Im Straßenverkehr, an der Supermarktkasse oder am Kneipentresen – nur ein falsches Wort und irgendjemand gerät dermaßen unter Druck, dass ihm der emotionale Deckel vom Schnellkochtopf fliegt und gegen die Decke schießt.
Neulich stand ich mit einer Nachbarin in einer größeren Menschenmenge an der Bushaltestelle. Meine Nachbarin sprach über die Heizkostenabrechnung für die letzte Heizperiode, die uns tags zuvor zugegangen war und die einen horrenden Kostenanstieg aufwies. Um sie zu beruhigen, sagte ich nur zu ihr: „Wir schaffen das!“
Na, da war vielleicht was los! Mir persönlich völlig unbekannte Menschen beschimpften mich lauthals als Lügner, Traumtänzer, Idiot und rot-grün verseuchten Gutmenschen. Andere versuchten, mich zu verteidigen, in dem sie ihre Gegenüber mit Ausdrücken wie Faschisten, Rassisten, Ausländerfeinde oder gar Nazis nieder zu brüllen versuchten. Und je höher die schlechte Stimmungsschaukel ins Schwingen kam, desto gemeiner wurden die Kraftausdrücke, die sich die vor Wut schäumenden Kontrahenten gegenseitig um die mittlerweile völlig tauben Ohren hauten.
Meine Nachbarin und ich haben uns dann schleunigst dezent verdrückt, und wären beim Überqueren einer roten Fußgänger-Ampel fast von einem Auto angefahren worden, dessen Fahrer uns aufgrund unserer Unachtsamkeit ohne zu zögern als „Drecksäue“, „Hornochsen“ und „Blöde Arschlöcher“ titulierte.
Entschuldigen sie die derben Ausdrücke, aber solcherlei verbale Injurien gehören mittlerweile zum schlechten Ton hier im Lande, der selbst die harmlosesten zwischenmenschlichen Konflikte begleitet und sich auch in den sozialen Medien wiederfindet. Das darf und muss doch nicht sein!
Und deshalb ist hier mein Vorschlag, den heutigen Tag, den Mittwoch, zum Tag der Freundlichkeit zu erklären. Alle Unhöflichkeiten vermeiden, keine Wutausbrüche zulassen und keine Beschimpfungen kommen über die Lippen! Einfach zwei- oder dreimal schlucken, bevor das sauer Aufgestoßene wieder hochkommt, und dann eventuell den Mitmenschen nur kurz anlächeln, ihm den Vortritt lassen und ihm ganz entspannt einen wunderschönen Tag wünschen.
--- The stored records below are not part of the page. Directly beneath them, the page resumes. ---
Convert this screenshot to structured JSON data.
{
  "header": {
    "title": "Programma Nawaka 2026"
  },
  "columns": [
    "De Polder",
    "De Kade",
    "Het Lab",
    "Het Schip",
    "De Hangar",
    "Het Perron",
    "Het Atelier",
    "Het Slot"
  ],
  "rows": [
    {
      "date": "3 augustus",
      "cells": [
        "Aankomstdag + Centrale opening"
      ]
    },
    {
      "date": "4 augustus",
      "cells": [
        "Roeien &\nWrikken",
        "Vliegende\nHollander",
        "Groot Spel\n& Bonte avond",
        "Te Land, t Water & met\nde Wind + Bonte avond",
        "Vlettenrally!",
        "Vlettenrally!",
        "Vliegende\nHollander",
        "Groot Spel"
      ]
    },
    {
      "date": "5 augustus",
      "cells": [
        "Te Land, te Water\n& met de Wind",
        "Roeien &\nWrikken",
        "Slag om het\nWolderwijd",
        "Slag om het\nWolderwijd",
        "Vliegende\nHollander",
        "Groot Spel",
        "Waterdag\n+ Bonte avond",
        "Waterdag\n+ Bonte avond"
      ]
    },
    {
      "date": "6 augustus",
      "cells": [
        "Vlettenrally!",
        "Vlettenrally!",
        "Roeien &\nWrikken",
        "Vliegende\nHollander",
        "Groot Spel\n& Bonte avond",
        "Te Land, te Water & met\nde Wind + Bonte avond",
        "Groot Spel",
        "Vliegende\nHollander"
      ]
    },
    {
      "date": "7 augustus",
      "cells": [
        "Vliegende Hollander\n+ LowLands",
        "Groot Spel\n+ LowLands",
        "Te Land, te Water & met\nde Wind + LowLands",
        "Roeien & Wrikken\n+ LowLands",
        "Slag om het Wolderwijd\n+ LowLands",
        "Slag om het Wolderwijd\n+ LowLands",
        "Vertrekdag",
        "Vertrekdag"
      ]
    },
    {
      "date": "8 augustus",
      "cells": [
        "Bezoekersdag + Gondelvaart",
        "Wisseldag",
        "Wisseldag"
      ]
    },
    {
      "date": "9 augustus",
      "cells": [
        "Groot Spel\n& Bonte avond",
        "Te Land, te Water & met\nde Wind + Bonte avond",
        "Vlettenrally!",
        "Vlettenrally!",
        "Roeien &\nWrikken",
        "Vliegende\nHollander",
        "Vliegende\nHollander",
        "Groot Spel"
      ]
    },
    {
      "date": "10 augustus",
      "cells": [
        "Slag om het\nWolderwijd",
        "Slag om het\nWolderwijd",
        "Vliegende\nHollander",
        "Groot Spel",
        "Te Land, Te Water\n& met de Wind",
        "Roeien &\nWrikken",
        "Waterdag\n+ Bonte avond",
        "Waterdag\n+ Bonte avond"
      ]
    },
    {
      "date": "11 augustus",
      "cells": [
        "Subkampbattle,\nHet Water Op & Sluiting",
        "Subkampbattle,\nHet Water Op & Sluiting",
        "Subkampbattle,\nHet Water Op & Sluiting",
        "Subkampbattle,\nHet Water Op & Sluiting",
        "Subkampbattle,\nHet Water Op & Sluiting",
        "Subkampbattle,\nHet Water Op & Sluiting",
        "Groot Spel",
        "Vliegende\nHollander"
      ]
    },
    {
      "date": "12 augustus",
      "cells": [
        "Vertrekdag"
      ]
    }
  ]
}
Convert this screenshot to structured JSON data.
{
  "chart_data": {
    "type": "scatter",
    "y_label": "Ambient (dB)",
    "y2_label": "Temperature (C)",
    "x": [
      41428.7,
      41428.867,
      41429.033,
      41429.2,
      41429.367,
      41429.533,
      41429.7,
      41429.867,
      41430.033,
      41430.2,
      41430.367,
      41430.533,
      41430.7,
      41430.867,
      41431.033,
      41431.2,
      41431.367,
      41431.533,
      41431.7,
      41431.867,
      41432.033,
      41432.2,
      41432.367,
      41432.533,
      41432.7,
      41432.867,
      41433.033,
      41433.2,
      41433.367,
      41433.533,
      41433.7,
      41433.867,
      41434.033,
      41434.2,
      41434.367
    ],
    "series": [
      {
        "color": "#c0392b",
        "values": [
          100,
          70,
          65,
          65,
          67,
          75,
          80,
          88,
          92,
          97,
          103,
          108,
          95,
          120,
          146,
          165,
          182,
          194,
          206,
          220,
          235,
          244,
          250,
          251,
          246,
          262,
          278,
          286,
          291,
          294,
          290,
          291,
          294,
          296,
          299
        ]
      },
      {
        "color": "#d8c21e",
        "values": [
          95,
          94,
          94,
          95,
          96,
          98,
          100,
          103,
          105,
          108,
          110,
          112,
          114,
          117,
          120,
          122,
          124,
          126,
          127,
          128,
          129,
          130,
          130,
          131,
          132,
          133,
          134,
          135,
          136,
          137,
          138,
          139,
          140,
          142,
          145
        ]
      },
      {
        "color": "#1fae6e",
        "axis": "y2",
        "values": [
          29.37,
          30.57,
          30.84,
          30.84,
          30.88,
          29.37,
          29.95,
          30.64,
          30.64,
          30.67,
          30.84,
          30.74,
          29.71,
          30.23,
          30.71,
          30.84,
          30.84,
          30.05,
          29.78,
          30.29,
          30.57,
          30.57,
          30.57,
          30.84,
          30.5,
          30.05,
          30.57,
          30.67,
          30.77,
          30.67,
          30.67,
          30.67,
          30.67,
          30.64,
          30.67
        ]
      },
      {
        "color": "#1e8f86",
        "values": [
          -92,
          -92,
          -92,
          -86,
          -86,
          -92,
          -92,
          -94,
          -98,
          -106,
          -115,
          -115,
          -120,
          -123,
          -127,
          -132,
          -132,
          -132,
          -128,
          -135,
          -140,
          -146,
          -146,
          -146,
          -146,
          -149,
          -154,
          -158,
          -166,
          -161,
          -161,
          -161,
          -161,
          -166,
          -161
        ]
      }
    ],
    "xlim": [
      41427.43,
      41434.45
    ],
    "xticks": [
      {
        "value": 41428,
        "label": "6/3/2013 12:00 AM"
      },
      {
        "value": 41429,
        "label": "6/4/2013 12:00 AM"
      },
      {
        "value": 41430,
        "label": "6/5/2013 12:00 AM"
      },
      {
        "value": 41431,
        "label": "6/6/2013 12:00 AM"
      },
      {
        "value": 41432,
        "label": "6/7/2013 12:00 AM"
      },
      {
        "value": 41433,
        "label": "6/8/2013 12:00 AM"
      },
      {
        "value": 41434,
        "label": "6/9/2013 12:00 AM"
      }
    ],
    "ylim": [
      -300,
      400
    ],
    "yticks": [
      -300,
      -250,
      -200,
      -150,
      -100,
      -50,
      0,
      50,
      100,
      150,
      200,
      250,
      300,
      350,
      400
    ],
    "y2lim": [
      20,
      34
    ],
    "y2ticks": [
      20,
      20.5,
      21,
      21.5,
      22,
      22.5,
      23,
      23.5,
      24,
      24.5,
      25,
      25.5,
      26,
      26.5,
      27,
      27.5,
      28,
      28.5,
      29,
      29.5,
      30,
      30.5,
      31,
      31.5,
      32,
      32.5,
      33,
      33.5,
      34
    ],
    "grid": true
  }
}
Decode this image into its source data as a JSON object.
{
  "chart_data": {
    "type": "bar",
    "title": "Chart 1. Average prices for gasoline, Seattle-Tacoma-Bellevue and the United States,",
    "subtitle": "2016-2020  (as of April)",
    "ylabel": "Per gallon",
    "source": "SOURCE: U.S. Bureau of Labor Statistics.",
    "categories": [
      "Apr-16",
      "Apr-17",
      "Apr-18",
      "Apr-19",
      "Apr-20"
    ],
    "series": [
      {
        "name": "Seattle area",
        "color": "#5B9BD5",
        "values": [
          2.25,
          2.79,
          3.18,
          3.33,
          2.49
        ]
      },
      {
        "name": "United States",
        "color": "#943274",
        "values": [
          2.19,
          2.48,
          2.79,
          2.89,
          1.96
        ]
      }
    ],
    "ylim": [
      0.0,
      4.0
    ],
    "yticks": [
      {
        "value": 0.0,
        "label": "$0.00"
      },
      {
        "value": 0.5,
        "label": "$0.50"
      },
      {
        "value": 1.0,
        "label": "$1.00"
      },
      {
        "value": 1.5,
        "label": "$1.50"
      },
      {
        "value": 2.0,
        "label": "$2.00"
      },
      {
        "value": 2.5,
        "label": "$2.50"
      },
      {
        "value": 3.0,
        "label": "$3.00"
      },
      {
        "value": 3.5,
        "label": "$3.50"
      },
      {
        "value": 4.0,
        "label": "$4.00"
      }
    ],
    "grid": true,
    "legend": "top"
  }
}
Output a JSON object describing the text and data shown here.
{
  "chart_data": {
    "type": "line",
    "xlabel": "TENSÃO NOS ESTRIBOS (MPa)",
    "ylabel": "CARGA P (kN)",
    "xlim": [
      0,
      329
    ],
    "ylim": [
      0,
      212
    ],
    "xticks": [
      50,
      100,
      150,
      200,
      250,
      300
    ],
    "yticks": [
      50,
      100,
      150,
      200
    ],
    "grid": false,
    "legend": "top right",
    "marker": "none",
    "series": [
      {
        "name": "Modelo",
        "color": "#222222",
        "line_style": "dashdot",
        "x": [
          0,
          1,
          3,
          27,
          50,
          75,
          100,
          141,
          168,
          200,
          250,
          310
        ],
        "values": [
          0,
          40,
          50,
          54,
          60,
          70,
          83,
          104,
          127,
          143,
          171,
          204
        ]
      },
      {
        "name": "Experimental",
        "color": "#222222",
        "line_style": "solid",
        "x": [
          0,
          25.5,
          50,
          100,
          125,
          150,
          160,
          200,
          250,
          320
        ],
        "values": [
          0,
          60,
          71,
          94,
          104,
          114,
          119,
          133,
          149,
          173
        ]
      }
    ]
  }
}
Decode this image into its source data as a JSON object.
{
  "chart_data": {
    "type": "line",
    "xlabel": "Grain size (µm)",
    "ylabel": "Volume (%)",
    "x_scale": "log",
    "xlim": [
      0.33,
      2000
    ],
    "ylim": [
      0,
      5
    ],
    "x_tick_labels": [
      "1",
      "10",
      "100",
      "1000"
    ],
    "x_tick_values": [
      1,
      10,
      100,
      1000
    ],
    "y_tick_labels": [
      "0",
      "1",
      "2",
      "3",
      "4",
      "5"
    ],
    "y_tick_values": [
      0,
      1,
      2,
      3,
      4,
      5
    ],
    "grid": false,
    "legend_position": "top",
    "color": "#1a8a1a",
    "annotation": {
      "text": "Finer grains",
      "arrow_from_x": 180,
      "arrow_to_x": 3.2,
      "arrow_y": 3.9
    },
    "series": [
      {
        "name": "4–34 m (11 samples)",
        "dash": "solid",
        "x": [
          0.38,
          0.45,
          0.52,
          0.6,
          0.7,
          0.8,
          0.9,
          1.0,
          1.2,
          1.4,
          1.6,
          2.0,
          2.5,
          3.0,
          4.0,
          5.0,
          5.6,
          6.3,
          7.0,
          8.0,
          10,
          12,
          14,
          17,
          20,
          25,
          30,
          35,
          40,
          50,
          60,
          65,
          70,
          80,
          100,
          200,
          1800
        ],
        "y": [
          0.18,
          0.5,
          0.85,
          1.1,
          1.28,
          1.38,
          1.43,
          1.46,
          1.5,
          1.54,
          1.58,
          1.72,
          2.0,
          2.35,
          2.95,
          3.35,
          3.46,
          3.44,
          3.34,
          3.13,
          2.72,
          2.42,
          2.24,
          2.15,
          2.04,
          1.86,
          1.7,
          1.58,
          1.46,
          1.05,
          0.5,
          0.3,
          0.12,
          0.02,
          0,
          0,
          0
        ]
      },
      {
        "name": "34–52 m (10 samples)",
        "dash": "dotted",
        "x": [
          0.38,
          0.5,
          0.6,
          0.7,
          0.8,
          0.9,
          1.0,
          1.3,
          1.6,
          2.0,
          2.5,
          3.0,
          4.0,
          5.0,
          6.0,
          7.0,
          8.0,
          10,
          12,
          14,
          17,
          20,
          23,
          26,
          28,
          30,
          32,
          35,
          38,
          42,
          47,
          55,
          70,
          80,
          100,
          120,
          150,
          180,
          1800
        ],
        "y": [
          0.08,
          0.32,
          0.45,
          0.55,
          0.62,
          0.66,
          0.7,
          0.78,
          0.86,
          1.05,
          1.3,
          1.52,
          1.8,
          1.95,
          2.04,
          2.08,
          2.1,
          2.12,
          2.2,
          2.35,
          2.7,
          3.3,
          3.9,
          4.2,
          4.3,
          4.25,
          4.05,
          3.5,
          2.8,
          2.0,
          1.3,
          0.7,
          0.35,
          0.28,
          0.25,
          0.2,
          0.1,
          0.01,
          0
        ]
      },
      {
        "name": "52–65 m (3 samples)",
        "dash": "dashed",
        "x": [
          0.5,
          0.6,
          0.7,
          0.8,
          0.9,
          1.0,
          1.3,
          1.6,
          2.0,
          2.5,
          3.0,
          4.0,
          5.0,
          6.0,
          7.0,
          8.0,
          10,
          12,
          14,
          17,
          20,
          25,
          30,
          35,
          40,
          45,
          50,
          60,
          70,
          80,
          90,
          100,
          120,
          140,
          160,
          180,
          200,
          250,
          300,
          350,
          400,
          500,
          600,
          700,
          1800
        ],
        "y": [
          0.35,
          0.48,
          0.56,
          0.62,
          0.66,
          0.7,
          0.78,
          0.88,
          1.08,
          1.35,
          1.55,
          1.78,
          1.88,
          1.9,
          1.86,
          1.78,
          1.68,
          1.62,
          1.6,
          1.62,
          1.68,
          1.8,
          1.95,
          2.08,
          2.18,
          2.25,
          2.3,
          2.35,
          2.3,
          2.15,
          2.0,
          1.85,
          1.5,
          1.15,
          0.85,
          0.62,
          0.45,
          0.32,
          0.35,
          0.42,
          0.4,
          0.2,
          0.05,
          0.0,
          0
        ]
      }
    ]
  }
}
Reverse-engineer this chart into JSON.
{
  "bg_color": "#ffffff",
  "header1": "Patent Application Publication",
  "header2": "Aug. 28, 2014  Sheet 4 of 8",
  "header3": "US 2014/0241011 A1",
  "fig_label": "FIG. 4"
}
Und sollte es doch irgendeinen tiefgreifenden Konflikt mit einem Arbeitskollegen oder einem übelgelaunten Nachbarn geben, der sich nicht durch einen freundlichen Dialog bereinigen lässt, dann vereinbaren wir einfach ein versöhnliches Gipfeltreffen, so wie die Spitzen der schwarz-roten Kesselflicker-Koalition am vergangenen Sonntag im Kanzleramt in Berlin taten. Da haben sich auch die Merkel, der Gabriel und der Seehofer zusammengesetzt und auf dem Tisch lag das heiße Eisen, über das sie nun schon seit Wochen und Monaten erbittert streiten: Die Flüchtlingspolitik! Und was haben die drei gemacht? Sie haben das Thema schlichtweg komplett ignoriert.
Das nenne ich ein harmonisches Miteinander! – Gut, dass wir nicht darüber gesprochen haben. – Schönen Tag noch!